Lobito is a key export route for strategic minerals vital to global energy markets. It also promotes regional integration and industrialization. The project shows how African development finance institutions can structure bankable infrastructure to attract global capital. It’s already spurring investment in energy, logistics and rail, with Africa Finance Corporation providing credit enhancement and blended finance to support its sustainability.

A model for the future of global development finance

Africa’s DFIs are not only addressing the continent’s challenges — they are structuring pragmatic solutions that offer replicable models for development finance globally. Built on the foundation of PPPs, African DFIs combine sovereign alignment with private capital, blending commercial discipline with developmental purpose.

In a multipolar world, where resilience and local leadership matter more than ever, African DFIs are showing what practical, context-driven finance can look like. Over the past five years, they have raised record levels of capital for the continent in global markets — a signal of rising international confidence in African-led models. These institutions are scaling not through breakthrough innovations, but through disciplined adaptation: syndicated loans, hybrid bonds and Shariah-compliant structures reflecting the realities of local markets.

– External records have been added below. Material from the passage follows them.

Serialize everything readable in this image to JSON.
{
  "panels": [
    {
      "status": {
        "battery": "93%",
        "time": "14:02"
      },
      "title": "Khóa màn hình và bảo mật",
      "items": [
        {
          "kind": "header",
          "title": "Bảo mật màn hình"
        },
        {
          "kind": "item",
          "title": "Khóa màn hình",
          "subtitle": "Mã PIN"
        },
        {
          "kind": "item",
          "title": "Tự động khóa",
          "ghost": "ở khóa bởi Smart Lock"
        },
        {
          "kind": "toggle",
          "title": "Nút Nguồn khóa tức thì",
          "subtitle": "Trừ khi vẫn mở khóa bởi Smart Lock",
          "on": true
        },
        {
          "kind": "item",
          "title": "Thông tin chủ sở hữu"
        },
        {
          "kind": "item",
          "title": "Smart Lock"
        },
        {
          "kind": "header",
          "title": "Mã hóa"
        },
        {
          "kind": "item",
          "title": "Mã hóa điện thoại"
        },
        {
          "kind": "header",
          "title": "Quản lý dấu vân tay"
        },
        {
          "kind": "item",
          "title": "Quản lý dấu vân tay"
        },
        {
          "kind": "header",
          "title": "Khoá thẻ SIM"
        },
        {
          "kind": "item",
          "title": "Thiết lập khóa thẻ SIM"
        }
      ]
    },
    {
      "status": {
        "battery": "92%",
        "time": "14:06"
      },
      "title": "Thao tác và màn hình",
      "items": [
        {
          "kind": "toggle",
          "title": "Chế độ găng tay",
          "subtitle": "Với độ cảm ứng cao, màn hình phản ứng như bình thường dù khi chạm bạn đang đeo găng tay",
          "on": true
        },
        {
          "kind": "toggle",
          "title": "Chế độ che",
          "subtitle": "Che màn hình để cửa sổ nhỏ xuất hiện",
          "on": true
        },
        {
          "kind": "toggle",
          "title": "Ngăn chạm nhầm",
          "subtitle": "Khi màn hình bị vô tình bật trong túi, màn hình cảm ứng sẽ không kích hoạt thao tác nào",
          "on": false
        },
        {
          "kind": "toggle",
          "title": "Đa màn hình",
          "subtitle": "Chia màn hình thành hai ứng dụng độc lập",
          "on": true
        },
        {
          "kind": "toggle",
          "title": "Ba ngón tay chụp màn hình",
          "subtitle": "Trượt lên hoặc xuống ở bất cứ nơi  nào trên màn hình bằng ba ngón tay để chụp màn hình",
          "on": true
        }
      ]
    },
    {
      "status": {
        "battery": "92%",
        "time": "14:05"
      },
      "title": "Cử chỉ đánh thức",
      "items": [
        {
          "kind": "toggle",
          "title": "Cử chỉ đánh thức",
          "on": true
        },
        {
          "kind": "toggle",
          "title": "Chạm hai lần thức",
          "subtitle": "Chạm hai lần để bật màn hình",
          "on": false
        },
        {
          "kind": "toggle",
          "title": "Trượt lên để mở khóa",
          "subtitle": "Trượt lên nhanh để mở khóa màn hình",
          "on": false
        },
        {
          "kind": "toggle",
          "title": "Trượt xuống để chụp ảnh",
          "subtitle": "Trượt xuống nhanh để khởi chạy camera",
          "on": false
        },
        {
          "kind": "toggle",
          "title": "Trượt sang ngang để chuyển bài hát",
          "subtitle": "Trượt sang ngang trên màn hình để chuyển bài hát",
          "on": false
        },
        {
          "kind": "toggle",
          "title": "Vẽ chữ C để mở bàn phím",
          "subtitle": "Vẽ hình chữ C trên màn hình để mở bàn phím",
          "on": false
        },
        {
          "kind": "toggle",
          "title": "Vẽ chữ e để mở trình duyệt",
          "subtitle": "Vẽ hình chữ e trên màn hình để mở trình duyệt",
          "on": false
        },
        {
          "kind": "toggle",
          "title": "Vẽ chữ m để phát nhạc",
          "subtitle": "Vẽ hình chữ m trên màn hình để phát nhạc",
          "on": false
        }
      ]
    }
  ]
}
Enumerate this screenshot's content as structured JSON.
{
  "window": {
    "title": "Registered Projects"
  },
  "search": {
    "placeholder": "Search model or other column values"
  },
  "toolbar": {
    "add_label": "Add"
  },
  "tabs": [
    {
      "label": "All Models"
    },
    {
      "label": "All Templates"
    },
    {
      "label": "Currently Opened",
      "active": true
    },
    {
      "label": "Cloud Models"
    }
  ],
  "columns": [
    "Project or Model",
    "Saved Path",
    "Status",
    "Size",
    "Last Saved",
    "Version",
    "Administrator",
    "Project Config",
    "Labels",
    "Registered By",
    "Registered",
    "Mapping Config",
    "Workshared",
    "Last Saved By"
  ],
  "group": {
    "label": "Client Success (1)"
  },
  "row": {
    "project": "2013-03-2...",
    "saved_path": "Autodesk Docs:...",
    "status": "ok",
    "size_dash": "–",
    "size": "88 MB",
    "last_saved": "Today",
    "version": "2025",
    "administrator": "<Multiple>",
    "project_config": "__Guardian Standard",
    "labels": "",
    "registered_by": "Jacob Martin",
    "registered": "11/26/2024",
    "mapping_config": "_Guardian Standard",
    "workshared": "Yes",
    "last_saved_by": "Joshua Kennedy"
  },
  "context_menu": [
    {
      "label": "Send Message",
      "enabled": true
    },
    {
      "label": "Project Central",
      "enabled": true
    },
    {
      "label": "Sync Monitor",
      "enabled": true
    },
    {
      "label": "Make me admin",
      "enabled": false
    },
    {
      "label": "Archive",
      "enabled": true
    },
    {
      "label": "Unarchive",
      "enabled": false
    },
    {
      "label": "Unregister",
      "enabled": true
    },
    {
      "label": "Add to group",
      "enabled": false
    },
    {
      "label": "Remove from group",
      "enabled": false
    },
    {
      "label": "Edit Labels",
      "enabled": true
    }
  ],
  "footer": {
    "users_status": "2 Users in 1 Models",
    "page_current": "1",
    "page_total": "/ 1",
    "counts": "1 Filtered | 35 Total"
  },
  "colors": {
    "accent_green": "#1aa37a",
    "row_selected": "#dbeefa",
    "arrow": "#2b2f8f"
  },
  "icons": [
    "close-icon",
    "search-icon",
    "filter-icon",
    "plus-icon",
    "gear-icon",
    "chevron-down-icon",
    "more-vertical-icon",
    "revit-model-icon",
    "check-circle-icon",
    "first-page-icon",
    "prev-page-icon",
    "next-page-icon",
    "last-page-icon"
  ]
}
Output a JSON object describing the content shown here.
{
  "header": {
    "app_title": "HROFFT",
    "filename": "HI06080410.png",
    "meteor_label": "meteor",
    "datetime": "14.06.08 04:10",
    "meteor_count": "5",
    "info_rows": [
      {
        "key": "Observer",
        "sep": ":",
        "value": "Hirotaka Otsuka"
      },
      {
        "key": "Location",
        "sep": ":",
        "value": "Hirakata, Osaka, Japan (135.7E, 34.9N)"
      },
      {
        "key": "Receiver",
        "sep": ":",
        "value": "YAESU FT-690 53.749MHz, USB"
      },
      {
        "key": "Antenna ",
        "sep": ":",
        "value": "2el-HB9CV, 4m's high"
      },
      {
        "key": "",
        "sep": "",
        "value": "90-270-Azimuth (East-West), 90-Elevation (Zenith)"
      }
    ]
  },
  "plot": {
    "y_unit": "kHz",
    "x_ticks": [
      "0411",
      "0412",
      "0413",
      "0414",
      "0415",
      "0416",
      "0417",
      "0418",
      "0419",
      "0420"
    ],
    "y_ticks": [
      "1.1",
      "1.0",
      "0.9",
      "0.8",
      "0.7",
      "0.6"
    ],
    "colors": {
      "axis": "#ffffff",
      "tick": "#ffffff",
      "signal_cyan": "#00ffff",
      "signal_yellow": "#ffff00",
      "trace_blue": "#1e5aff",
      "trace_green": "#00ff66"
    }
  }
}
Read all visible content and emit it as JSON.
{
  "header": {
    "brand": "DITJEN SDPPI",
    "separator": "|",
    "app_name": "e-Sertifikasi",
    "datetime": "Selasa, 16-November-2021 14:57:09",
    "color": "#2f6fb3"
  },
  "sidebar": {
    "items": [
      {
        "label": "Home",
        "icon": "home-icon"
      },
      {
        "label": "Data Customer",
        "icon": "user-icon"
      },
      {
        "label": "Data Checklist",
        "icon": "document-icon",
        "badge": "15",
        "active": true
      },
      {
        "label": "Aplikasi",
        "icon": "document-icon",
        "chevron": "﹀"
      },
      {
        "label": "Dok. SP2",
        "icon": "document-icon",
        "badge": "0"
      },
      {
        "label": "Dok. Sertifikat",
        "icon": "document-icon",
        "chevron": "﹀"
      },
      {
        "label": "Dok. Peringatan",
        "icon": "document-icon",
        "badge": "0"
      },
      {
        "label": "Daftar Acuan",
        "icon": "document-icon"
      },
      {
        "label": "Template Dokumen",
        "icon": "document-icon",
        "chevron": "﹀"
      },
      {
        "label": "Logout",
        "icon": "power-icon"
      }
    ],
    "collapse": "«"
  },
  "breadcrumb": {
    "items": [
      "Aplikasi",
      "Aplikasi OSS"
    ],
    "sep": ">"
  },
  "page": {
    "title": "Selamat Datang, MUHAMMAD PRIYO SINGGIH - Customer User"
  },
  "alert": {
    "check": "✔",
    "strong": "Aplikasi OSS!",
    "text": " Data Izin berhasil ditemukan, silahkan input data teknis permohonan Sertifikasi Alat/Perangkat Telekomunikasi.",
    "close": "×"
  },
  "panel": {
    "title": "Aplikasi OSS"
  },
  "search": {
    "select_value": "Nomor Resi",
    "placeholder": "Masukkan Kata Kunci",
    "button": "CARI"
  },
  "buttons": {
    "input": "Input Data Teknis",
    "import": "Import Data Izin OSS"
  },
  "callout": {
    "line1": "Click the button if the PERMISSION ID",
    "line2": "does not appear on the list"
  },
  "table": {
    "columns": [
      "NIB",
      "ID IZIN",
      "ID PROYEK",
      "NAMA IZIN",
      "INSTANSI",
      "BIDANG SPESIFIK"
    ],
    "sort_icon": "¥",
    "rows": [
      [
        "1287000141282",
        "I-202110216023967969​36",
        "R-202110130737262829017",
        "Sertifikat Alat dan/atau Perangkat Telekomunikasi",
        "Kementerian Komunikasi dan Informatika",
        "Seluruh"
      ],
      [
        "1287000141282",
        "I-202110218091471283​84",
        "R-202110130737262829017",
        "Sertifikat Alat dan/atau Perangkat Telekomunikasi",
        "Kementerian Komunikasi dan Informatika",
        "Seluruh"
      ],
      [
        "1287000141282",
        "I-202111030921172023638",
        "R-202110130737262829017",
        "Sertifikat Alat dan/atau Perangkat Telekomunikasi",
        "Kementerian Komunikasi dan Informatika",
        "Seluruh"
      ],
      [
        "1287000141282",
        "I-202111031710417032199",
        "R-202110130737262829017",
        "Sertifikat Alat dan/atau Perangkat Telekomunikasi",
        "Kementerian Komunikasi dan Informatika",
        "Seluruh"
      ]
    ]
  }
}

This progress is rooted in trust. African DFIs have deepened long-term funding partnerships with institutions in Japan, China, and Korea — relationships built on consistency, performance and a shared understanding of risk and return. These are not transactional alliances; they are mutual commitments to making capital work where it matters most.

This is not inward-looking development. It is collaborative, grounded and globally relevant. In a world that increasingly questions old development orthodoxies, African DFIs offer a viable alternative — anchored in ownership, adaptation and results.

For this progress to build momentum, the rest of the global development architecture must shift. The more mature multilateral development banks — many of which benefit from substantial government funding — must do more than operate alongside African DFIs. They must partner with them. Their capital should be used to provide credit enhancements, guarantees and blended structures that multiply investment flows. The question should not be “how to spend $1 billion,” but rather “how to mobilize $4 billion” by using that $1 billion to unlock private capital.

And whatever remains of traditional development assistance should be directed with purpose. Global investors need to feel more confident about African risk. Not by replacing market capital, but by enabling it. That is how development assistance remains relevant — not as charity, but as a catalyst.